The classification is inspired by the Bordeaux Wine Official Classification of 1855: it is based only on price, and consists of five tiers. Unlike the Bordeaux classification, it is updated regularly – every two years. The classification started in 2009, classifying only Bordeaux, but expanded in 2017 to include other regions, and is now international. It only includes wines that are transacted in sufficient quantity to be listed in the Liv-ex, thus excluding some small production cult wines.

==History==
The classification was started in 2009 as The Liv-ex Bordeaux Classification, and ranked the wines of Left Bank Bordeaux solely on the price that each wine was worth at the time. Since then, the classification has expanded to reflect the changing conditions of the market for fine wine, and has been updated in 2011, 2013, 2015 and 2017. The latter extended beyond Bordeaux to include wines from the rest of the world for the first time. The 2019 classification was published in July 2019.

==Criteria and calculation==
To construct the 2019 Liv-ex Classification, the following methodology was applied. In order to qualify for the ranking, a wine must have traded on Liv-ex between 30 April 2018 and 1 May 2019 in either a 75cl or 150cl bottle format. Standard in Bond, Standard En Primeur and Duty Paid trades were all considered, except for Burgundy, Champagne, Australia and the USA, where Special trades were also permitted.
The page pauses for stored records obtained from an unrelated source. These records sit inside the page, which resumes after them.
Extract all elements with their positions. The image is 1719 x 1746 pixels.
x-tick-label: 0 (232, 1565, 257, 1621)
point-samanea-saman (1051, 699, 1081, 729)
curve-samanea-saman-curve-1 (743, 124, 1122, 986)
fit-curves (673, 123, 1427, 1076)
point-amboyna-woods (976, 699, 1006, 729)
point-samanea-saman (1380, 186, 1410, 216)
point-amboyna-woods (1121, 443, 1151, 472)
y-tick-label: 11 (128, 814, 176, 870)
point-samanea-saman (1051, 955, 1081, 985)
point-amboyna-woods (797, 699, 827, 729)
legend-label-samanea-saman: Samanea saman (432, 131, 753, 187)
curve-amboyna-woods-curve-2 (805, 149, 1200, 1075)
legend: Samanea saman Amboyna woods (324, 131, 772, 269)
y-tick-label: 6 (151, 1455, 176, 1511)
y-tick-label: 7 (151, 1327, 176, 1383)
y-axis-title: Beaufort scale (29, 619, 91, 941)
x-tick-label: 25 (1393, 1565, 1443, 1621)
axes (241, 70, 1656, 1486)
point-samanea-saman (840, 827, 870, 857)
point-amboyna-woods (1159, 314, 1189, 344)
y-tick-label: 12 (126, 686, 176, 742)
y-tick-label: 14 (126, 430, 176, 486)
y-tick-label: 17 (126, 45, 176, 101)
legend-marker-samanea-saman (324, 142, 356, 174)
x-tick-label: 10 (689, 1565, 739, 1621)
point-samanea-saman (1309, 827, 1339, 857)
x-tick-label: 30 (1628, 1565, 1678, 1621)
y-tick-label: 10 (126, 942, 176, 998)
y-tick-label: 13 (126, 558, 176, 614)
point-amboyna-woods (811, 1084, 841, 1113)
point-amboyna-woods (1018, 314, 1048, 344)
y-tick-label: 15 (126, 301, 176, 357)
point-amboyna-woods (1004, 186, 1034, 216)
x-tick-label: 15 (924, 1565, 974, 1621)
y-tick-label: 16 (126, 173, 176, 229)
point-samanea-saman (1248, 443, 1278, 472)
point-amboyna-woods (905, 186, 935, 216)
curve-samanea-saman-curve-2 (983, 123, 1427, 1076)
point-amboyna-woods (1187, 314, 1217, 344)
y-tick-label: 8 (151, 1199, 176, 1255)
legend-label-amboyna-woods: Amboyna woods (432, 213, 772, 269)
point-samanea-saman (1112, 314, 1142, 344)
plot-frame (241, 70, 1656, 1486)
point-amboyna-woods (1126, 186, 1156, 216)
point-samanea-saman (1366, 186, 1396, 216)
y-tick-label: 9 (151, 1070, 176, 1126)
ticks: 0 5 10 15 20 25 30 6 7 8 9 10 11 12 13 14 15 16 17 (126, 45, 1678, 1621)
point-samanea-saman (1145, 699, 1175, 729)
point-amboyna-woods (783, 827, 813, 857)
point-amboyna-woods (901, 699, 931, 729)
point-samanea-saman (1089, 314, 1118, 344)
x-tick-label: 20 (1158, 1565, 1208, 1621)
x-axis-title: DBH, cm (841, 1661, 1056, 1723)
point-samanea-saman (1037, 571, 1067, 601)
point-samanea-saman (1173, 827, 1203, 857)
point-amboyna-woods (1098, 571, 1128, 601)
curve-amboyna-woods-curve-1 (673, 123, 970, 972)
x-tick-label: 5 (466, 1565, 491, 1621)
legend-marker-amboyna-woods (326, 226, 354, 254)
Furthermore, four or more vintages of a wine must have traded on Liv-ex during this period in order to qualify. Once a wine qualified for inclusion in the rankings, the average trade price per 12x75cl was calculated by dividing the total value traded by the number of 9L cases traded (i.e the volume). The price bands are updated every two years to reflect the changing conditions of the market. The price bands for the Liv-ex Classification 2019 are as follows: 1st tier £2,877 - N/A; 2nd tier £792 - £2,876; 3rd tier £504 - £791; 4th tier £360 -£503; 5th tier £288 - £359.

==2019 Highlights==
Key findings:

- Wines from nine countries qualified, compared to six in 2017
- Pomerol estate Violette entered the rankings for the first time and placed in the 1st tier
- The introduction of still white wines to the methodology paved the way for a German Riesling to rank in the 2nd tier for the first time ever
- Burgundy accounted for 29% of the wines that qualified and 57% of those in the top tier

Using Bordeaux as the benchmark, but basing the prices on the real transactional activity of the world’s largest pool of fine wine merchants, the Liv-ex Classification of 2019 reflects the changing buying patterns of the trade today. You can read the full classification here.

==Background==
Liv-ex, the London International Vintners Exchange, was founded in 2000 by two stockbrokers, James Miles and Justin Gibbs. It started with a group of 10 founding members in London, and a vision to make fine wine trading more transparent, efficient and safe. The founders believed that by creating an online exchange they could grow the size of the market for the benefit of Liv-ex’s merchant members and everyone with an interest in fine wine.